Center for Computational Neuroscience and Neural Technology, Boston University, Boston, MA 02215, USA.
Neural Comput. 2013 May;25(5):1261-76. doi: 10.1162/NECO_a_00435. Epub 2013 Mar 7.
Convolutional models of object recognition achieve invariance to spatial transformations largely because of the use of a suitably defined pooling operator. This operator typically takes the form of a max or average function defined across units tuned to the same feature. As a model of the brain's ventral pathway, where computations are carried out by weighted synaptic connections, such pooling can lead to spatial invariance only if the weights that connect similarly tuned units to a given pooling unit are of approximately equal strengths. How identical weights can be learned in the face of nonuniformly distributed data remains unclear.
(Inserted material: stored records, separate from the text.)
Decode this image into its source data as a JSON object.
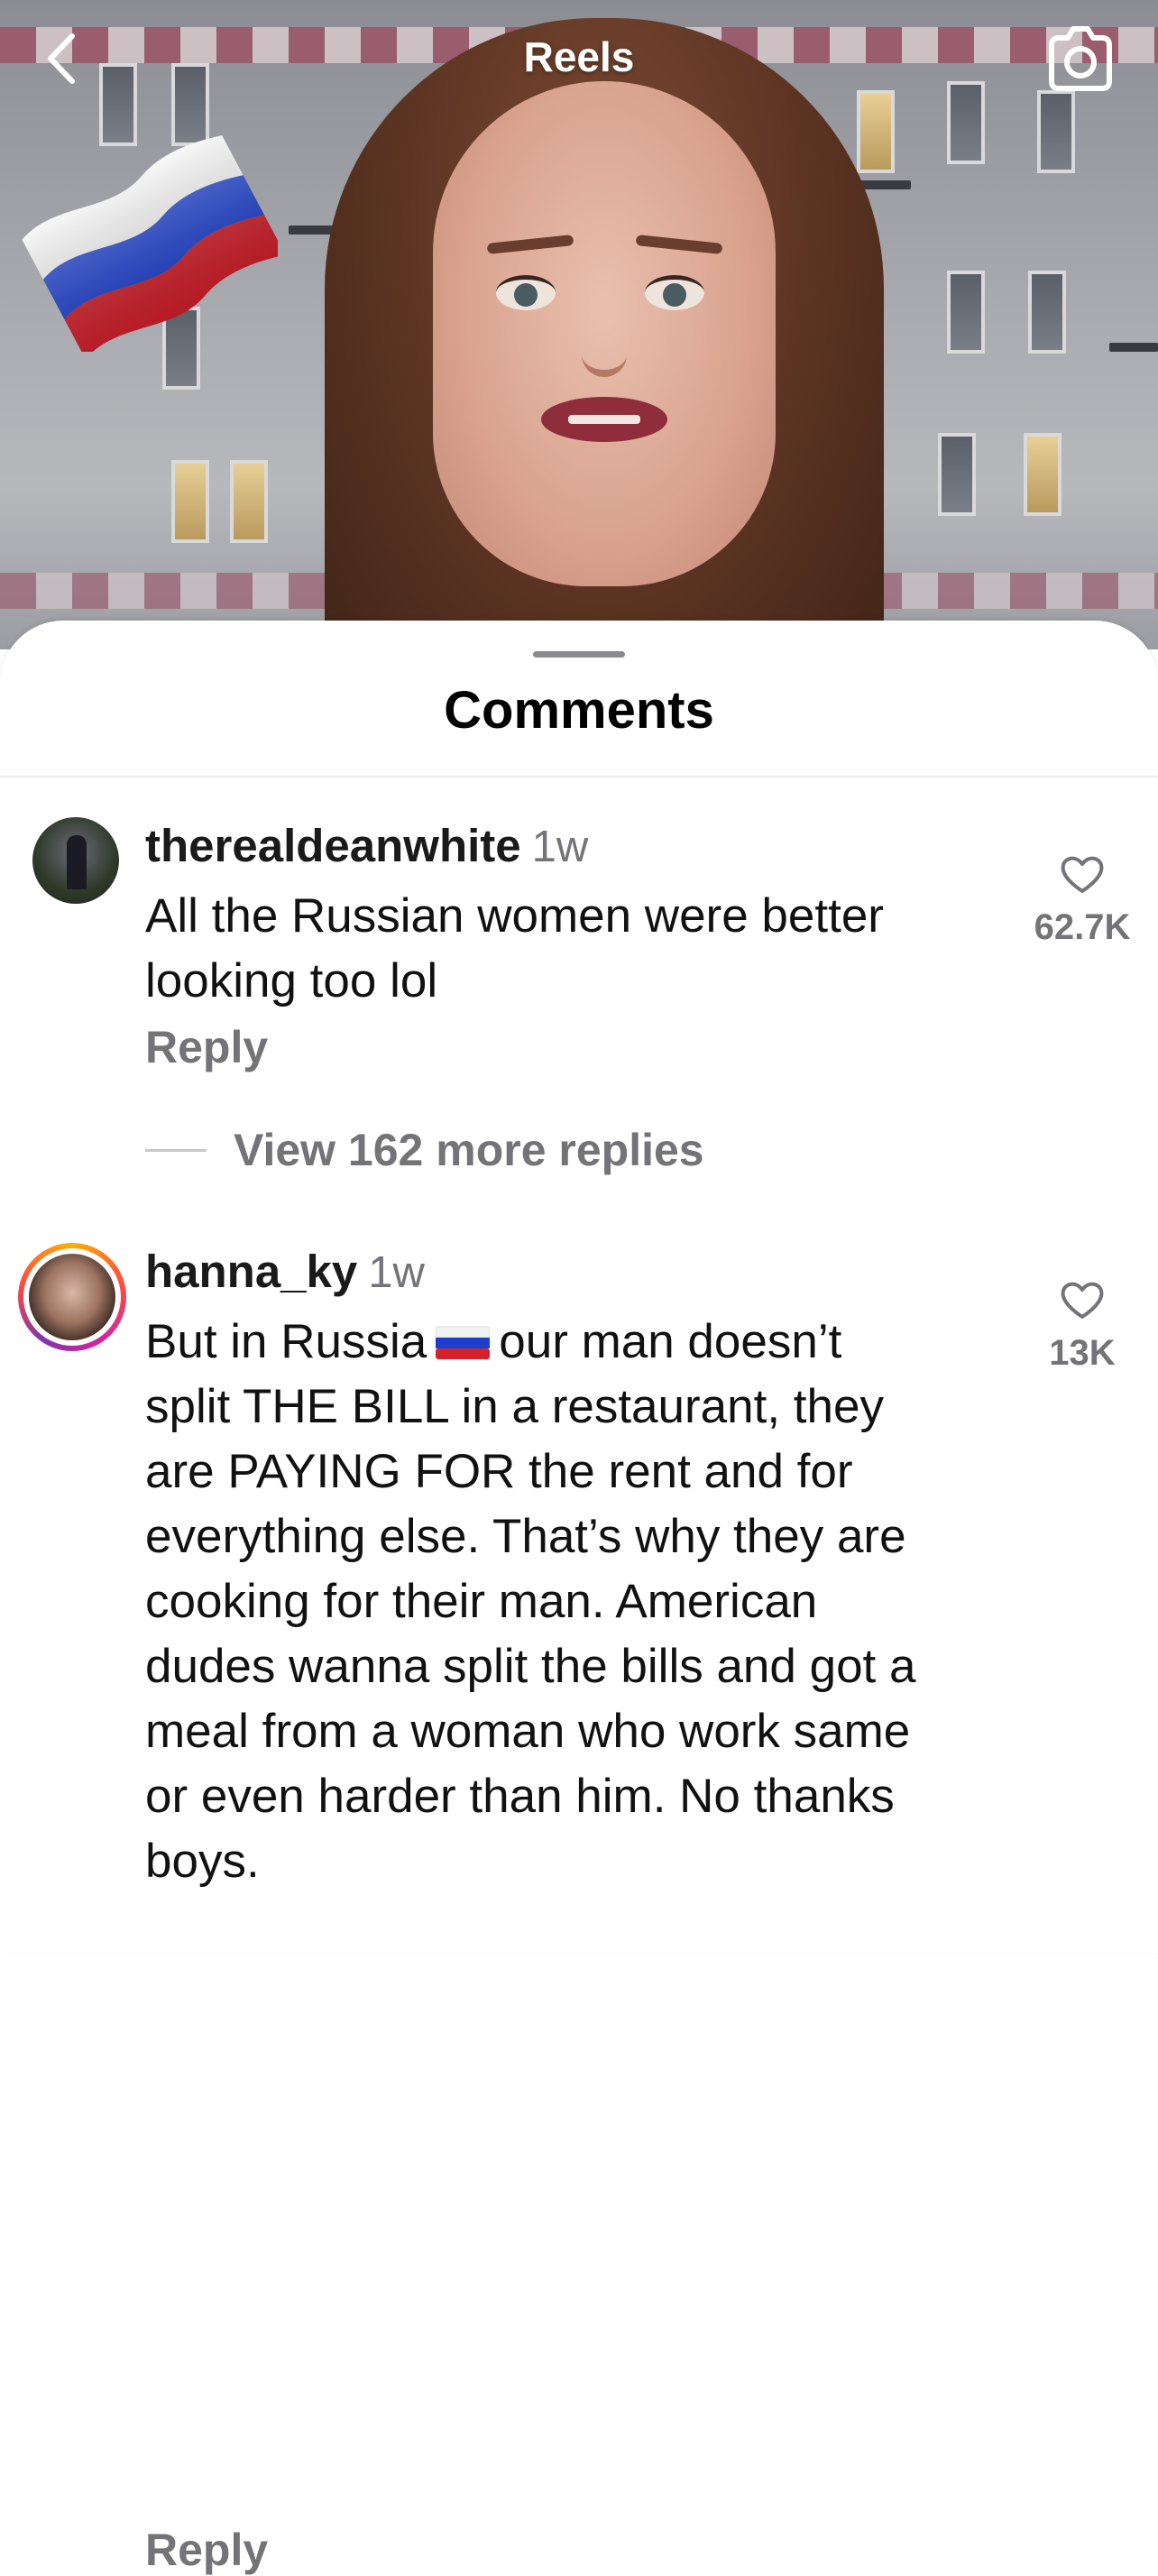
{
  "topbar": {
    "title": "Reels",
    "back_icon": "chevron-left-icon",
    "camera_icon": "camera-icon"
  },
  "video": {
    "sticker": "russian-flag-sticker",
    "flag_colors": [
      "#ffffff",
      "#1c3fd1",
      "#d6202b"
    ]
  },
  "sheet": {
    "title": "Comments"
  },
  "comments": [
    {
      "username": "therealdeanwhite",
      "time": "1w",
      "text": "All the Russian women were better\nlooking too lol",
      "reply_label": "Reply",
      "likes": "62.7K",
      "view_replies_label": "View 162 more replies"
    },
    {
      "username": "hanna_ky",
      "time": "1w",
      "text_before_flag": "But in Russia",
      "text_after_flag": "our man doesn’t",
      "text_rest": "split THE BILL in a restaurant, they\nare PAYING FOR the rent and for\neverything else. That’s why they are\ncooking for their man. American\ndudes wanna split the bills and got a\nmeal from a woman who work same\nor even harder than him. No thanks\nboys.",
      "reply_label": "Reply",
      "likes": "13K",
      "has_story_ring": true
    }
  ],
  "colors": {
    "secondary_text": "#737378",
    "story_ring": [
      "#ffb000",
      "#d6249f",
      "#8134af"
    ]
  }
}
In this letter, we show how various versions of the trace learning rule can help solve this problem. This allows us in turn to explain previously published results and make recommendations as to the optimal rule for invariance learning.
对象识别的卷积模型在很大程度上实现了对空间变换的不变性,这主要是因为使用了适当定义的池化操作符。该操作符通常采用在对同一特征调谐的单元上定义的最大值或平均值函数的形式。作为大脑腹侧通路的模型,其中计算是通过加权突触连接进行的,这种池化只能导致空间不变性,前提是连接到给定池化单元的类似调谐单元的权重具有大致相等的强度。在面对非均匀分布的数据时,如何学习相同的权重仍然不清楚。在这封信中,我们展示了轨迹学习规则的各种版本如何帮助解决这个问题。这反过来又使我们能够解释以前发表的结果,并就不变性学习的最佳规则提出建议。